Hugh C. Benner (1899-1975) was a minister and general superintendent in the Church of the Nazarene. He started the history department at the Eastern Nazarene College in 1921, and Benner Hall and Benner Library on the campus of Olivet Nazarene University are named after him. Dr. Benner was born near Marion, Ohio. Dr. Benner was ordained in 1923 by Nazarene General Superintendent Roy T. Williams. After serving the Church as a college professor and later as a pastor at Santa Monica, California; Spokane, Washington; and Kansas City First Church, Dr. Benner was elected the first president of the Nazarene Theological Seminary in 1944. He was elected general superintendent in 1952 and served in this position until retirement in 1968. He was general superintendent emeritus until his death in 1975 in Leawood, Kansas.

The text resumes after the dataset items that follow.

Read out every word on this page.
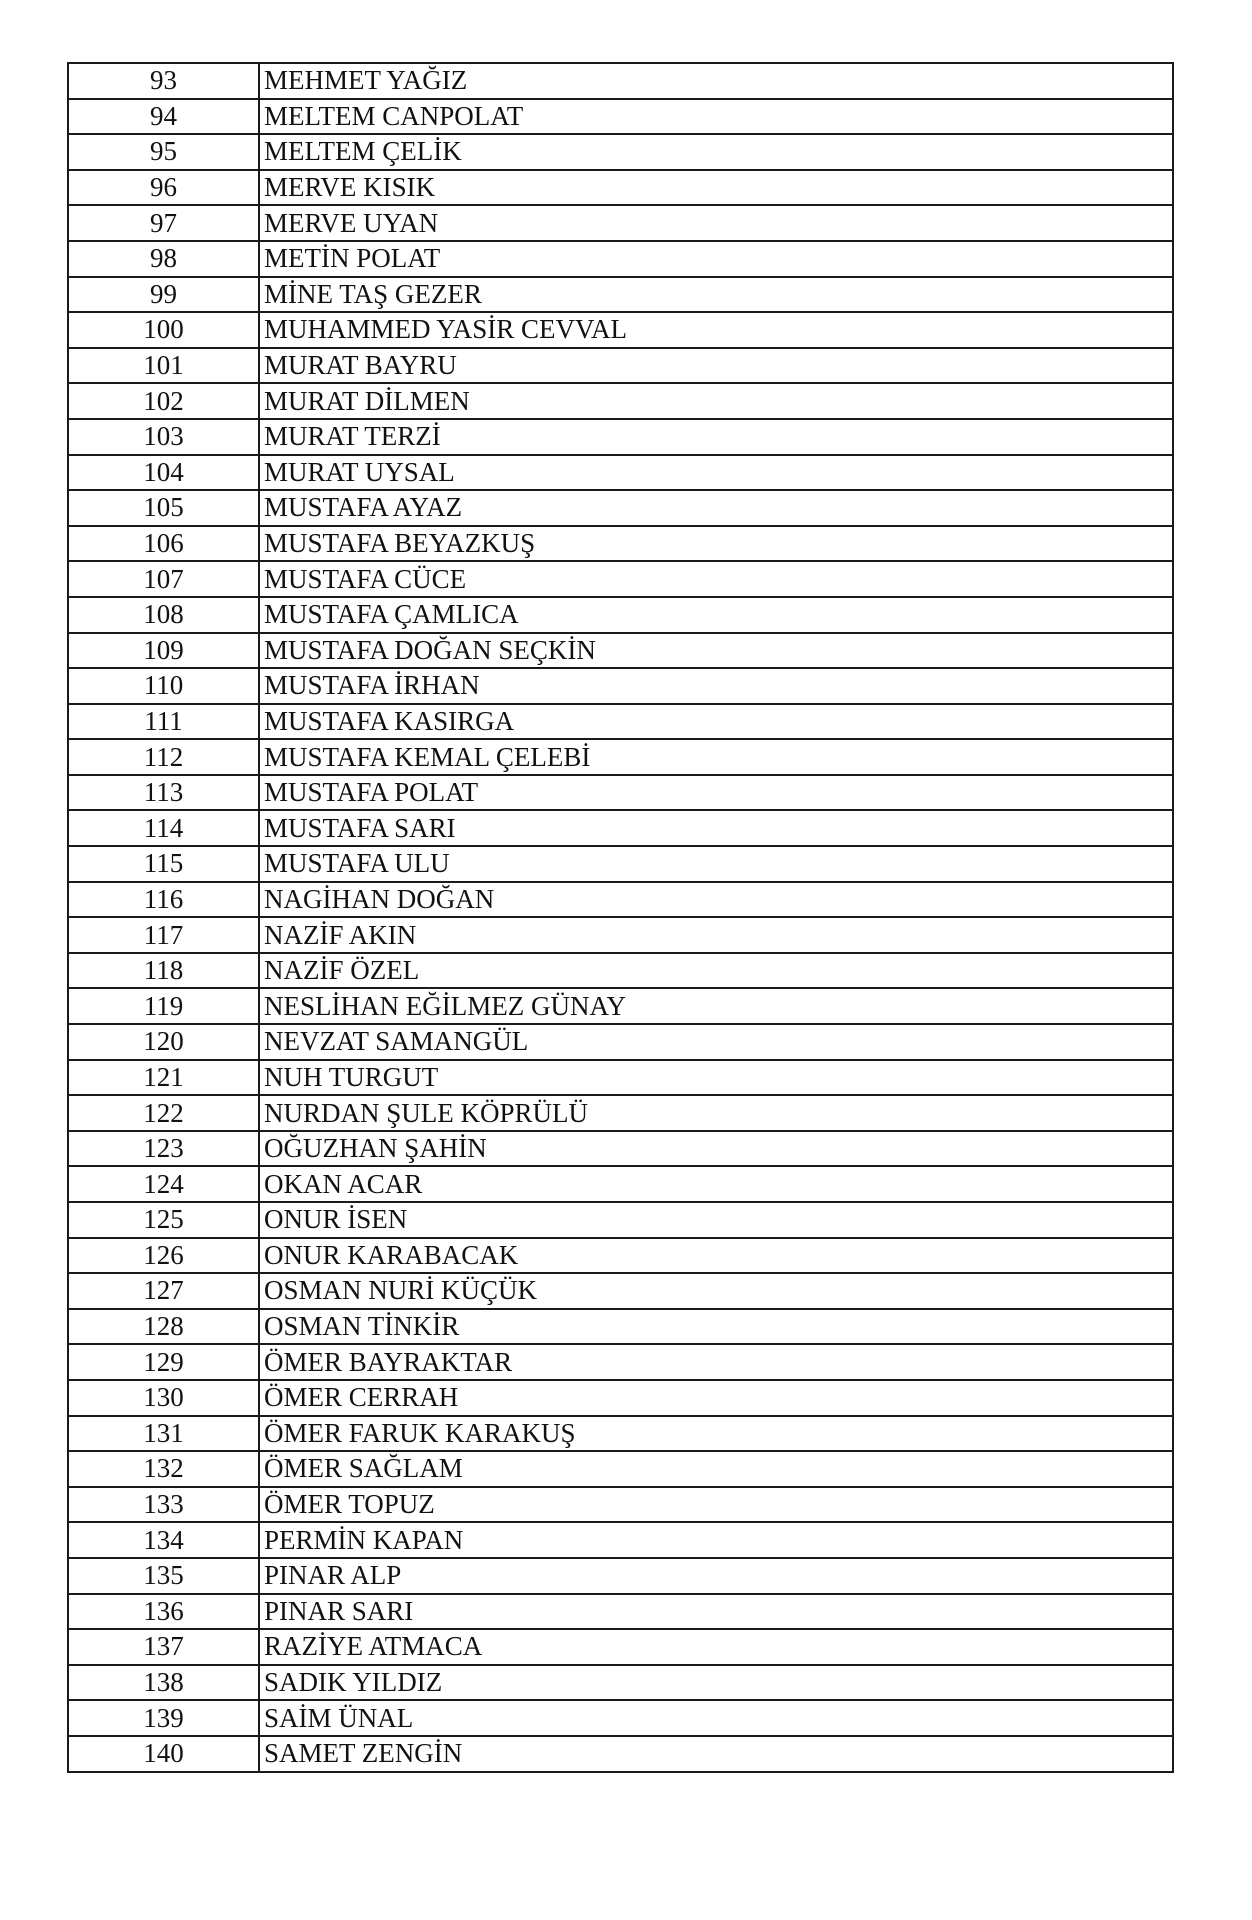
93	MEHMET YAĞIZ
94	MELTEM CANPOLAT
95	MELTEM ÇELİK
96	MERVE KISIK
97	MERVE UYAN
98	METİN POLAT
99	MİNE TAŞ GEZER
100	MUHAMMED YASİR CEVVAL
101	MURAT BAYRU
102	MURAT DİLMEN
103	MURAT TERZİ
104	MURAT UYSAL
105	MUSTAFA AYAZ
106	MUSTAFA BEYAZKUŞ
107	MUSTAFA CÜCE
108	MUSTAFA ÇAMLICA
109	MUSTAFA DOĞAN SEÇKİN
110	MUSTAFA İRHAN
111	MUSTAFA KASIRGA
112	MUSTAFA KEMAL ÇELEBİ
113	MUSTAFA POLAT
114	MUSTAFA SARI
115	MUSTAFA ULU
116	NAGİHAN DOĞAN
117	NAZİF AKIN
118	NAZİF ÖZEL
119	NESLİHAN EĞİLMEZ GÜNAY
120	NEVZAT SAMANGÜL
121	NUH TURGUT
122	NURDAN ŞULE KÖPRÜLÜ
123	OĞUZHAN ŞAHİN
124	OKAN ACAR
125	ONUR İSEN
126	ONUR KARABACAK
127	OSMAN NURİ KÜÇÜK
128	OSMAN TİNKİR
129	ÖMER BAYRAKTAR
130	ÖMER CERRAH
131	ÖMER FARUK KARAKUŞ
132	ÖMER SAĞLAM
133	ÖMER TOPUZ
134	PERMİN KAPAN
135	PINAR ALP
136	PINAR SARI
137	RAZİYE ATMACA
138	SADIK YILDIZ
139	SAİM ÜNAL
140	SAMET ZENGİN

== Early life and career ==

Hugh Clifford Benner was born on April 4, 1899 in Marion, Ohio. He grew up on a farm with 2 brothers. Benner attended Olivet Nazarene University where he was conductor of the University Band and Orchestra. This is where he met his wife, Audrey (nee Carroll). Benner earned his bachelor of science degree at Olivet in 1919 and later received degrees from Vanderbilt University, Boston University, and a master's degree in history from the University of Southern California. In 1923, he was ordained a Nazarene minister in Boston.